Saturday, January 20, 2007

THE TRUTH AOUT INCOME TRUSTS #7

Healing The Wounds:
Recognizing & Restoring The Good In Income Trusts


Canada’s Prime Minister, Stephen Harper, calls his new income-trust proposals "tax fairness". But these measures are actually unfair and regressive, because they unnecessarily take away, from retirees and self-employed workers, an enhanced income source for coping with today's oft-ignored rising costs of living -- for example, escalating costs for fresh food, heating, electricity, education, realty taxes, insurance, and auto fuel.

For retirees, in particular, coping with today's escalating costs of living is particularly difficult in the new financial environment of low interest rates paid by GICs, bonds and other traditional savings vehicles.

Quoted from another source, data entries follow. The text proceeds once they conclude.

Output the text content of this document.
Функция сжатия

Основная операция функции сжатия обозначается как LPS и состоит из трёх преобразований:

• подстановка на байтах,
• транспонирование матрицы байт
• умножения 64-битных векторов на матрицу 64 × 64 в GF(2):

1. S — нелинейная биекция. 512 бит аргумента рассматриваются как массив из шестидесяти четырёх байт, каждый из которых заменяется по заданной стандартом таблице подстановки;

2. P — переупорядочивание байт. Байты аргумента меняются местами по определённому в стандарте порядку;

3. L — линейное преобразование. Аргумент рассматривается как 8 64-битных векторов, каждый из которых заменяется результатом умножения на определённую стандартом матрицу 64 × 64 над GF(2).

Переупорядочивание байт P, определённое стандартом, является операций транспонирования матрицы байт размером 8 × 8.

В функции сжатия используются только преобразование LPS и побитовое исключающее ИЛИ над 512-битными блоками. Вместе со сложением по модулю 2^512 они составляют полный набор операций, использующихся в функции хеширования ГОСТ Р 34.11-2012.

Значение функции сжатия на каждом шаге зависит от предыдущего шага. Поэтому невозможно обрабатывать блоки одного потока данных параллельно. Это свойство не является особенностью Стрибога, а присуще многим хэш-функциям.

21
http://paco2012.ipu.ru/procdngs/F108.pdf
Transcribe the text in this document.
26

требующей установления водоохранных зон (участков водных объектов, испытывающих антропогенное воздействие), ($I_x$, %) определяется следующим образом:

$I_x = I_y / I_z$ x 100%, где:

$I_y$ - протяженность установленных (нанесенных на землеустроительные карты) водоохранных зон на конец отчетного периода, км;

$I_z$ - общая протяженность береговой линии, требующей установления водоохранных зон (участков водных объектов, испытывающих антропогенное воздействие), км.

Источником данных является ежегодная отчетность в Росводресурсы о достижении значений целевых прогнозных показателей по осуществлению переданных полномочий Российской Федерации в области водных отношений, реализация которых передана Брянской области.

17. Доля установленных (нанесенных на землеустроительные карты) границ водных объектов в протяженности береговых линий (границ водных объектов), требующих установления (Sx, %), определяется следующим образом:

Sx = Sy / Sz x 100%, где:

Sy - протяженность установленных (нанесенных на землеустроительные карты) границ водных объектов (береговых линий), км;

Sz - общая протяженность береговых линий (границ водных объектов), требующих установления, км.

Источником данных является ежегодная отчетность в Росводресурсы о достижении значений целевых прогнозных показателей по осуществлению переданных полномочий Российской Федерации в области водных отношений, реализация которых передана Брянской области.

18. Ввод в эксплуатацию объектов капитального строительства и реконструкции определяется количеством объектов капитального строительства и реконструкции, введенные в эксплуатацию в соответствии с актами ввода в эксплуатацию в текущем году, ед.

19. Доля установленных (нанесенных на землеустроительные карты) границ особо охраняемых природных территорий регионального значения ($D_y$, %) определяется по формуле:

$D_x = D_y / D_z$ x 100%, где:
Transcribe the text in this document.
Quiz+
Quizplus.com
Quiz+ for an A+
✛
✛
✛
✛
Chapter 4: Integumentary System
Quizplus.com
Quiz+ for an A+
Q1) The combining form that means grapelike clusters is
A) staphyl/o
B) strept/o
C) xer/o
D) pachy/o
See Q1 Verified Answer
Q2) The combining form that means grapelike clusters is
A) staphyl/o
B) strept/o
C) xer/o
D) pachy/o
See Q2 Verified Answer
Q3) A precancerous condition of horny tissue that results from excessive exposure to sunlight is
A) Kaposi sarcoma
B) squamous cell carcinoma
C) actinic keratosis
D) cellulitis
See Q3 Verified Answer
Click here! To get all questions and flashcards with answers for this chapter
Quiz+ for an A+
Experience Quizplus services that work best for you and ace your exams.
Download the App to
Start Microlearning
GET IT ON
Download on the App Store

As well, the onerous taxation regimen proposed by the Harper government, for energy trusts (originally called royalty trusts), threatens to suppress a key engine of wealth, prosperity and jobs in the Western oil patch -- particularly in local Western rural communities that depend upon energy-trust companies for jobs, spending on equipment, and local tax revenues.

All of these negative consequences contrast strongly with the increased business profits that ultimately will be directed to financial institutions in Central Canada by the Conservative’s hastily-conceived trust legislation.

New Equitable Legislative Adjustments Required

Consequently, new equitable "adjustments" need to be made to the Harper government's current income-trusts tax proposal, whether by the current government or by a brand new Liberal or coalition government.

First of all, it's easy to see why Mr. Harper and his Finance Minister felt it was necessary to end "conversions' of large Canadian corporations into income trusts whenever such conversions are intended strictly for tax-avoidance purposes -- especially in regard to publicly-traded corporations unsuited to the traditional income-trust financial structure.

It's disappointing that the Prime Minister didn't recognize such an eventuality when he originally promised not to tax trusts in any way. But it's not difficult to recognize his present desire to respond to emerging economic realities and take some kind of concerted action.

However, there was, and is, a less destabilizing route which Mr.Harper's government (or a new Liberal or coalition government) could take to achieve the primary goal of preventing further trust conversions by unsuitable corporations seeking only to avoid corporate taxes.

To avoid the financial suffering that has been arbitrarily and retroactively imposed on millions of Canadian investors in existing income trusts (4 million Canadians according to an autumn Ipsos-Reid poll), the government could crack down on future trust conversions for tax-avoidance purposes, but permanently exempt existing trusts from its new tax provisions (often referred to as "grandfathering" existing trusts from the new tax).

Or this government (or a future Liberal or coalition government) could minimally make adjustments to the proposed trust legislation and follow the same path taken by the American Congress when a similar perceived tax-avoidance phenomenon began to occur in the United States in the late 1980's. In the U.S., trust-like entities (public traded partnerships), with a few exceptions, were given a ten-year exemption before they were taxed at conventional corporate tax rates.

And even more preferable treatment was accorded to trust-like, resource-based MLPs in the U.S. (for example, energy MLPs). After industry-wide consultations, legislated criteria were created to exempt, from conventional corporate taxes, “mature” resource MLPs which could benefit from the advantages of the tax-exempt “flow-through” structure.

Australia, in most cases, followed the same path of exempting resource companies (e.g., energy producers) when attempting to end unnecessary corporate conversions into trust-like entities in that country.

End Bay St. Excesses, But Restore Trust Market Stability

Either of the above tax exemption solutions would still allow the government to crack down on conversions of corporations into trusts strictly for tax-avoidance purposes. But each type of tax "moratorium" would also permit the survival of today's existing income trusts and ensure a more equitable outcome for the millions of innocent Canadians who believed Mr. Harper's original promise to protect their savings and not tax income trusts.

In that regard, it's important to remember that most victims of Mr. Harper's present "all or nothing" attack on income trusts are not rich "fat cats". Rather, they usually are ordinary Canadians, from all age groups and walks of life, trying to cope financially with today's very high cost of living -- including cash-starved seniors just trying to scrape by, and desperate young parents saving up for their children's education or for their own retirement.

Both retirees, and the self-employed working class, have found the challenge of generating ample savings income for retirement or education goals difficult to accomplish in today's low interest-rate savings environment.

A truly fair government trust tax policy should enhance the financial well-being of such Canadians -- not penalize or bankrupt them.

A Positive & Fair Solution


In that regard, politicians in Ottawa should permanently extend the exemption of existing income trusts from corporate taxes, or minimally extend the current tax exemption until the year 2017 -- as well as completely exempting traditional energy trusts from corporate taxes (just as the current government has proposed exempting most real-estate investment trusts).